Schweizer Großbank: Credit Suisse holt Saudis als Retter in der Not

Die Credit Suisse am Paradeplatz in Zürich Bild: REUTERS

Die Saudi National Bank steigt bei den Schweizern ein. Das bringt dringend benötigtes Geld, aber auch ein Reputationsrisiko.

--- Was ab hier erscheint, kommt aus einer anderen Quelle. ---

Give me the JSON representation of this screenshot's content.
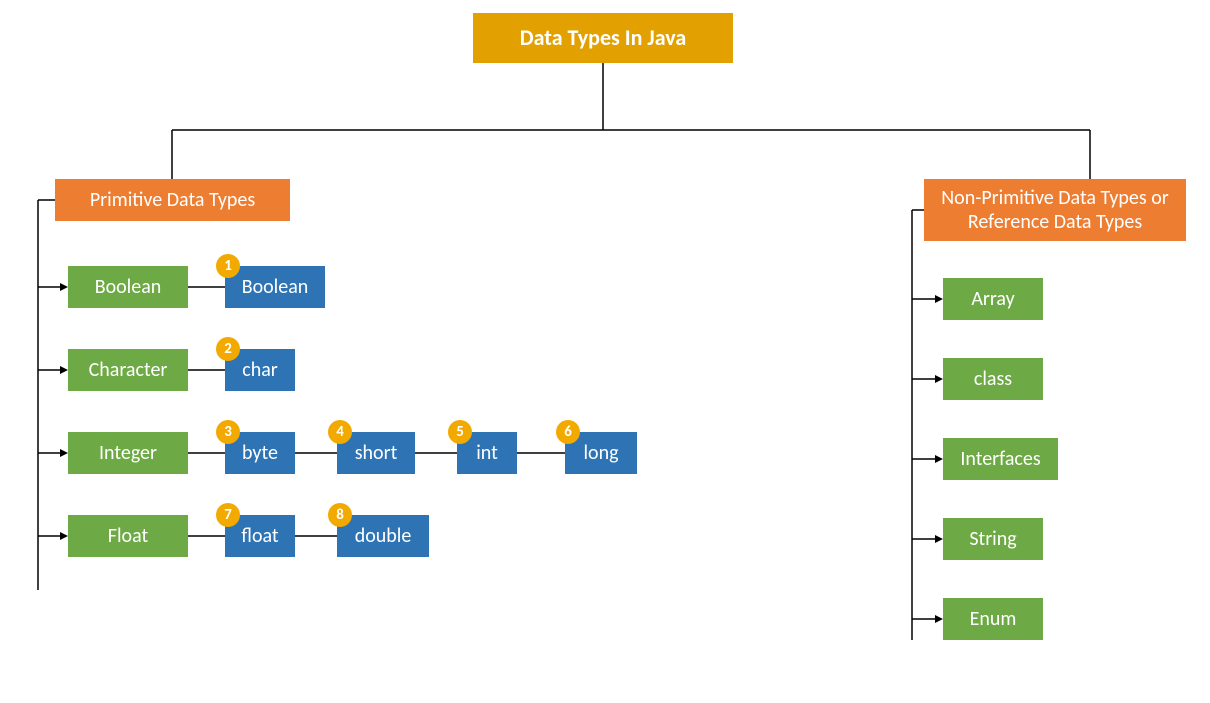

Die Credit Suisse (CS) hat am Montag die in der vergangenen Woche angekündigte Kapitalerhöhung auf den Weg gebracht. Dadurch sollen der krisengeschüttelten Schweizer Großbank insgesamt 4 Milliarden Franken zufließen. Die zweistufige Aufstockung muss noch von einer außerordentlichen Aktionärsversammlung am 23. November in Zürich genehmigt werden. Den bestehenden Aktionären werden die 889 Millionen neuen Aktien zum Preis von jeweils 2,52 Franken zum Bezug angeboten. Das entspricht einem Abschlag von 32 Prozent gegenüber dem Kurs von Ende vergangener Woche. Damit will man brutto rund 2,2 Milliarden Franken einsammeln.

Johannes Ritter

Korrespondent für Politik und Wirtschaft in der Schweiz.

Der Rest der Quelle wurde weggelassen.